The world of faith-based exchange-traded funds in the U.S. got a new member of the congregation with Tuesday’s launch of the Wahed FTSE USA Shariah ETF (HLAL). The product’s sponsor is Wahed Invest LLC, a Shariah-compliant robo-advisor in New York City.

According to Wahed’s website, Shariah-compliant investing, or halal investing is a subset of socially responsible investing. The company says its portfolios are based on modern portfolio theory and are screened to cater to Islamic and socially responsible investors. That includes both stocks and sukuk, which are Islamic bonds structured to avoid the Islamic prohibition on interest. Shariah is the body of Islamic law governing religious rituals and daily life based on the Quran and the teachings of Muhammad. 

Sukuk is the plural form of the Arabic word "sakk," which mans certificate, legal instrument, deed or check.

Wahed's new ETF tracks the FTSE USA Shariah Index comprising U.S. large- and mid-cap companies deemed to be Shariah-compliant based on their business activities and certain financial ratios. Potential candidates for the index are screened by Yasaar Limited, a London-based Shariah compliance services and consultancy to financial institutions.

Companies that earn income that exceeds 5% of their total revenue from Shariah-prohibited activities are excluded from the index. Proscribed activities include conventional finance (non-Islamic banking, finance and insurance, etc.); as well as anything related to alcohol, pork, casinos and gambling, adult entertainment, tobacco, and weapons, arms and other defense manufacturing.

Shariah-compliant financial ratios include debt that’s less than 33.333% of total assets; cash and interest-bearing items that are less than 33.333% of total assets; and accounts receivable and cash that are less than 50% of total assets. In addition, total interest and non-compliant activities income should not exceed 5% of total revenue.

The resulting index consists of more than 200 holdings that are market-cap weighted and reconstituted quarterly. The fund’s expense ratio is 0.50%.

As of the end of June, the top holdings were Apple Inc. (11% weighting); Johnson & Johnson (4.5%); Exxon Mobil Corp. (3.9%); Procter & Gamble (3.3%) and Pfizer (2.9%).

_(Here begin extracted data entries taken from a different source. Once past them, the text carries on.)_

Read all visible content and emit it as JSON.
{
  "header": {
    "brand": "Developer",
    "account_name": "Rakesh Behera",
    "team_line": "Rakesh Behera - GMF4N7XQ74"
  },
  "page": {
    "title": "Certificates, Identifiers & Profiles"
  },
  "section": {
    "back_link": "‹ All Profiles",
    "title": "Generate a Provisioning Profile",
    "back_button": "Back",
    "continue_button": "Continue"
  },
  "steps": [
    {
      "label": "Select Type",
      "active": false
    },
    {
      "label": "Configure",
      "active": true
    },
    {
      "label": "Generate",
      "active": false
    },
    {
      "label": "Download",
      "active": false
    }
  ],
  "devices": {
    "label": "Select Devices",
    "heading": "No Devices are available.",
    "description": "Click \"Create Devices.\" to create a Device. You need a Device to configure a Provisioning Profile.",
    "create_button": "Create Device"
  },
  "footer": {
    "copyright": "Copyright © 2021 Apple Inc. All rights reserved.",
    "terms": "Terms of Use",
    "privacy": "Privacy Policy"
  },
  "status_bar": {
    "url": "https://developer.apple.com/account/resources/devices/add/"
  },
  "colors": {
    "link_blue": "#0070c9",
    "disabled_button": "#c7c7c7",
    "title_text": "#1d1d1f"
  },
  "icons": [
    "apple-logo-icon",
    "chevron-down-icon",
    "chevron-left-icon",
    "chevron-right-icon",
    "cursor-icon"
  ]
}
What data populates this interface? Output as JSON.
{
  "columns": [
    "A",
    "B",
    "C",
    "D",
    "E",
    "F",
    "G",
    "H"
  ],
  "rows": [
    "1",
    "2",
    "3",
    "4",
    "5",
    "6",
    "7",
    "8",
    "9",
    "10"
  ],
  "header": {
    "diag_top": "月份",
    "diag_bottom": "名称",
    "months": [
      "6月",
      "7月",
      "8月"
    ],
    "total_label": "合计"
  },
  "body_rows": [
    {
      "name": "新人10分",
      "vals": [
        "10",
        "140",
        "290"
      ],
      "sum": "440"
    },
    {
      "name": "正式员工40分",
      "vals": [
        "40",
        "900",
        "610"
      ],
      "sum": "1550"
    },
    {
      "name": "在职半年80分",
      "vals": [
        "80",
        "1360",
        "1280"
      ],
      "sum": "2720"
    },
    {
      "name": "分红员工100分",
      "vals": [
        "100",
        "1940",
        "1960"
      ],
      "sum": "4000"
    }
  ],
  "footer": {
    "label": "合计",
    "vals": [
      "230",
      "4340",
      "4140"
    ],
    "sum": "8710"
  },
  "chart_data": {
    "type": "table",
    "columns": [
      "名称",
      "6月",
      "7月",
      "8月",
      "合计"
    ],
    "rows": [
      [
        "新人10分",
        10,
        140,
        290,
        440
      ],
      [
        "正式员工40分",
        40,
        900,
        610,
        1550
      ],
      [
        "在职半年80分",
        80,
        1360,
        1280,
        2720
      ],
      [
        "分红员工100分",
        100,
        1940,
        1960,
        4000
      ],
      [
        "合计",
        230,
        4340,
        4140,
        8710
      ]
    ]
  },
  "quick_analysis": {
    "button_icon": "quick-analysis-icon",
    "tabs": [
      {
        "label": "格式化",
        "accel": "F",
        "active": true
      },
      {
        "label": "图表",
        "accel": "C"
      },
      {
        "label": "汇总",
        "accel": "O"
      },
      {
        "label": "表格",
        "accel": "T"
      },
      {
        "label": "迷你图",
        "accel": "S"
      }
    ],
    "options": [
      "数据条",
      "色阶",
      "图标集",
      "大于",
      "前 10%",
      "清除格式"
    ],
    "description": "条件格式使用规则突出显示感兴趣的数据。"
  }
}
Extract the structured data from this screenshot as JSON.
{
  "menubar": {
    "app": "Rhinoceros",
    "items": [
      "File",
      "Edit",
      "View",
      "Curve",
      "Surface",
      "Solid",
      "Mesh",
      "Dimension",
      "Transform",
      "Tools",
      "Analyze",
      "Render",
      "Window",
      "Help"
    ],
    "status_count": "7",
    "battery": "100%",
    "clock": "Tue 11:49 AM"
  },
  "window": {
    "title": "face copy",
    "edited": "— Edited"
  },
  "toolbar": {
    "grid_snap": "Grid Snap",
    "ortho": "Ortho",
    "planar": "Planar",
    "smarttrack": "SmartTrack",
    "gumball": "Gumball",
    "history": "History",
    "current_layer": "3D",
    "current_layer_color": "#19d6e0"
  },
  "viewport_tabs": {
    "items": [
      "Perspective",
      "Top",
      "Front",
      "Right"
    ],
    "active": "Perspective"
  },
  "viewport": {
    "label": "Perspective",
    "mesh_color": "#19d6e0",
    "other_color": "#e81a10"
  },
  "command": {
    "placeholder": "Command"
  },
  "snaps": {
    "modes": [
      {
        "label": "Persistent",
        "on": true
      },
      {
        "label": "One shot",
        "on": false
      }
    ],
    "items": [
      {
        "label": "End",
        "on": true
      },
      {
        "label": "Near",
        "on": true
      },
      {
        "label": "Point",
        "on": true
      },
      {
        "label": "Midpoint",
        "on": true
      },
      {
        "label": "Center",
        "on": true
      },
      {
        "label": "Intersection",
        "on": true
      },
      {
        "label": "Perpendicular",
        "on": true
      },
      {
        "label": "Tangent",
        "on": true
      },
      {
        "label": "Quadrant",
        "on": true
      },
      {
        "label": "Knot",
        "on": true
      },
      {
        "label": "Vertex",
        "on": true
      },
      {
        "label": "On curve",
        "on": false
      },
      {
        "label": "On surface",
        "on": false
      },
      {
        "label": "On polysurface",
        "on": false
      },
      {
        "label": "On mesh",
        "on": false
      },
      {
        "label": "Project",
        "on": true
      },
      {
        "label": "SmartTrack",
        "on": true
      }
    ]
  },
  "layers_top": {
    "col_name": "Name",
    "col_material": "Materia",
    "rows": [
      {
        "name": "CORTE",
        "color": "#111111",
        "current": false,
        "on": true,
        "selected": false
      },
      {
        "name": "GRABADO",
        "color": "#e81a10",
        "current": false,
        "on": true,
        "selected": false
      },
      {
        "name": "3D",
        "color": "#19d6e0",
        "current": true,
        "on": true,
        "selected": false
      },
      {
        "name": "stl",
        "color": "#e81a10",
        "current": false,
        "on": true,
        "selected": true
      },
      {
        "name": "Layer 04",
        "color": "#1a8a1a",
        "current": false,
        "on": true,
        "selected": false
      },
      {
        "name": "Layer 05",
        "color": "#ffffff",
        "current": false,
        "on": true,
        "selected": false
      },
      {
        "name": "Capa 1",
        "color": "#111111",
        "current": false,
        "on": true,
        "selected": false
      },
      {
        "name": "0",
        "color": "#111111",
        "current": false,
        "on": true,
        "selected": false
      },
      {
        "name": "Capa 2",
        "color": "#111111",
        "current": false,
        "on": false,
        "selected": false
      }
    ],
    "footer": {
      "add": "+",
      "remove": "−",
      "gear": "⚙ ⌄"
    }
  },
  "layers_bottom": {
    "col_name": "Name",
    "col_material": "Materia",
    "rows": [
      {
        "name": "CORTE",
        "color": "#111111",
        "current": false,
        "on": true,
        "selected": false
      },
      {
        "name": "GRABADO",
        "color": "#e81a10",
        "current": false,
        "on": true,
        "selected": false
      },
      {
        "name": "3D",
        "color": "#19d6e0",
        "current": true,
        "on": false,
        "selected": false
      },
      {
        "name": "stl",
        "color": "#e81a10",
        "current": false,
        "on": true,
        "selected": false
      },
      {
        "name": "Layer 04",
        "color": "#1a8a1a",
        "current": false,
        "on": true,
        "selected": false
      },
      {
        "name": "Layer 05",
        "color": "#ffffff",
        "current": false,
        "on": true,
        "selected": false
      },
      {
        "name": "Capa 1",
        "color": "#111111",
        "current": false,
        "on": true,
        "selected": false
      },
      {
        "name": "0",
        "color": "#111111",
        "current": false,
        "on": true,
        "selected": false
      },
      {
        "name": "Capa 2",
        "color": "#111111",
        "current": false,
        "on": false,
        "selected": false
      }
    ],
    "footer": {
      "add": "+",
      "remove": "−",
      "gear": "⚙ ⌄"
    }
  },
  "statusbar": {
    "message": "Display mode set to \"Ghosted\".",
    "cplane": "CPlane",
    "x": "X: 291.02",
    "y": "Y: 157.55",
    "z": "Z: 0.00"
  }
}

The portfolio’s dividend yield was 2%.

The oil and gas sector had the largest sector weight at 13%, which is surprising for a SRI-oriented fund, as well as for a halal-focused investment philosophy which, as detailed on Wahed’s website, “Investments in domains that may cause harm to human beings or other elements of creation, for that matter, (i.e. the environment) are prohibited.”

Then again, the SRI and environmental, social and governance (ESG) community isn’t of the same mind regarding the inclusion—or exclusion—of fossil fuels in the fund portfolios of this category.

Faith-based ETFs are a tiny sliver of the overall ETF universe. There are a handful of U.S.-listed products based on Christian principles. A small number of Islamic funds are listed in Europe, but the only previous Islamic-centered ETF to trade in the U.S.—the JETS Dow Jones Islamic Market International Index Fund, run by Javelin Investment Management—closed in October 2010 after a run of slightly more than one year.